A multidisciplinary team of Florida State University students was one of 13 U.S.-based collegiate teams to win silver at an annual competition exhibiting over 370 projects focused on solutions for local issues.
iGEM, which stands for International Genetically Engineered Machine, gives students “the opportunity to push the boundaries of synthetic biology by tackling everyday issues facing the world.” Teams were tasked with using synthetic biology to develop projects centered on problems their communities are facing. The competition took place from Nov. 4-14.
“Over five years, the FSU iGEM teams have won one gold, two silver and one bronze medal,” said Cesar Rodriguez, M.D., the team’s leader who serves as research faculty and entrepreneur advocate at the College of Medicine. “FSU iGEM has the only gold medal in the state of Florida.”
This year, FSU’s team presented “ChiFresh: Combatting Food Insecurity by Extending the Shelf Life of Fresh Produce.” The project combined chitosan-based protective coatings for fresh produce, chitin-based biodegradable packaging and debit card-accessible refrigerators in areas with reduced access to fresh produce.
The team used waste from beer production to develop a growth medium for chitin secretion cells.
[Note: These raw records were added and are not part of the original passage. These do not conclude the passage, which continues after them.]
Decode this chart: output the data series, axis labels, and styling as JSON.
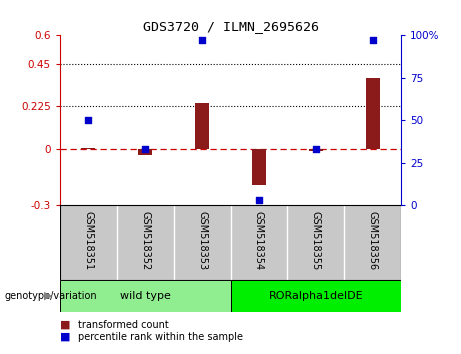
{
  "title": "GDS3720 / ILMN_2695626",
  "samples": [
    "GSM518351",
    "GSM518352",
    "GSM518353",
    "GSM518354",
    "GSM518355",
    "GSM518356"
  ],
  "red_values": [
    0.003,
    -0.032,
    0.24,
    -0.195,
    -0.01,
    0.375
  ],
  "blue_values": [
    50,
    33,
    97,
    3,
    33,
    97
  ],
  "left_ylim": [
    -0.3,
    0.6
  ],
  "right_ylim": [
    0,
    100
  ],
  "left_yticks": [
    -0.3,
    0,
    0.225,
    0.45,
    0.6
  ],
  "left_yticklabels": [
    "-0.3",
    "0",
    "0.225",
    "0.45",
    "0.6"
  ],
  "right_yticks": [
    0,
    25,
    50,
    75,
    100
  ],
  "right_yticklabels": [
    "0",
    "25",
    "50",
    "75",
    "100%"
  ],
  "hlines": [
    0.225,
    0.45
  ],
  "hline_zero": 0.0,
  "bar_color": "#8B1A1A",
  "dot_color": "#0000CC",
  "zero_line_color": "#CC0000",
  "background_color": "#FFFFFF",
  "wild_type_label": "wild type",
  "rorα_label": "RORalpha1delDE",
  "wild_type_color": "#90EE90",
  "rorα_color": "#00EE00",
  "genotype_label": "genotype/variation",
  "legend_red_label": "transformed count",
  "legend_blue_label": "percentile rank within the sample",
  "bar_width": 0.25,
  "sample_bg_color": "#C8C8C8"
}
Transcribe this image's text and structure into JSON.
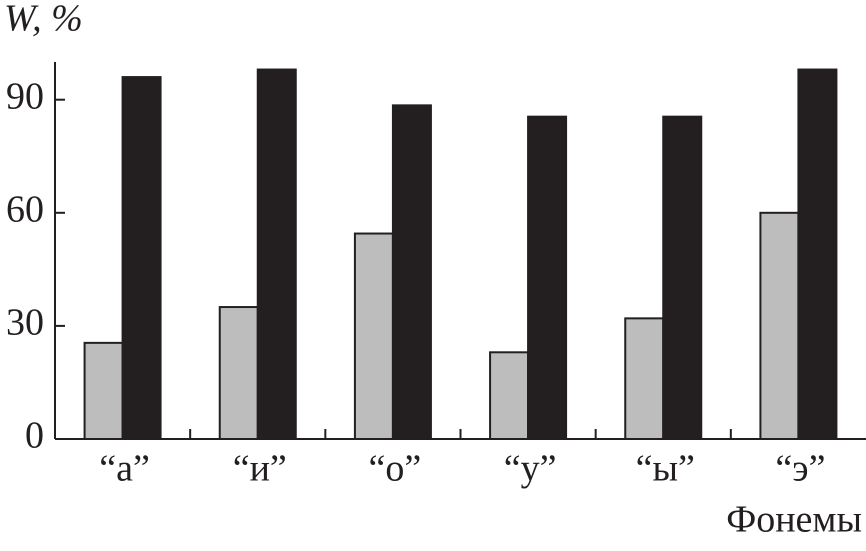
{
  "chart_data": {
    "type": "bar",
    "ylabel": "W, %",
    "xlabel": "Фонемы",
    "categories": [
      "“а”",
      "“и”",
      "“о”",
      "“у”",
      "“ы”",
      "“э”"
    ],
    "series": [
      {
        "color": "#bdbdbd",
        "values": [
          25.5,
          35,
          54.5,
          23,
          32,
          60
        ]
      },
      {
        "color": "#231f20",
        "values": [
          96,
          98,
          88.5,
          85.5,
          85.5,
          98
        ]
      }
    ],
    "ylim": [
      0,
      100
    ],
    "yticks": [
      0,
      30,
      60,
      90
    ]
  }
}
Participants could enter a project into nine different categories: food and nutrition, environment, diagnostics, therapeutics, manufacturing, foundational advances, software, new applications, or high school. Judging for the event occurred virtually in order to follow COVID-19 protocols.
“The FSU iGEM teams strive for gold but we are thankful for the outcome,” Rodriguez said. “Building and maintaining an iGEM team during the COVID-19 pandemic was a unique challenge. We all learned a lot.”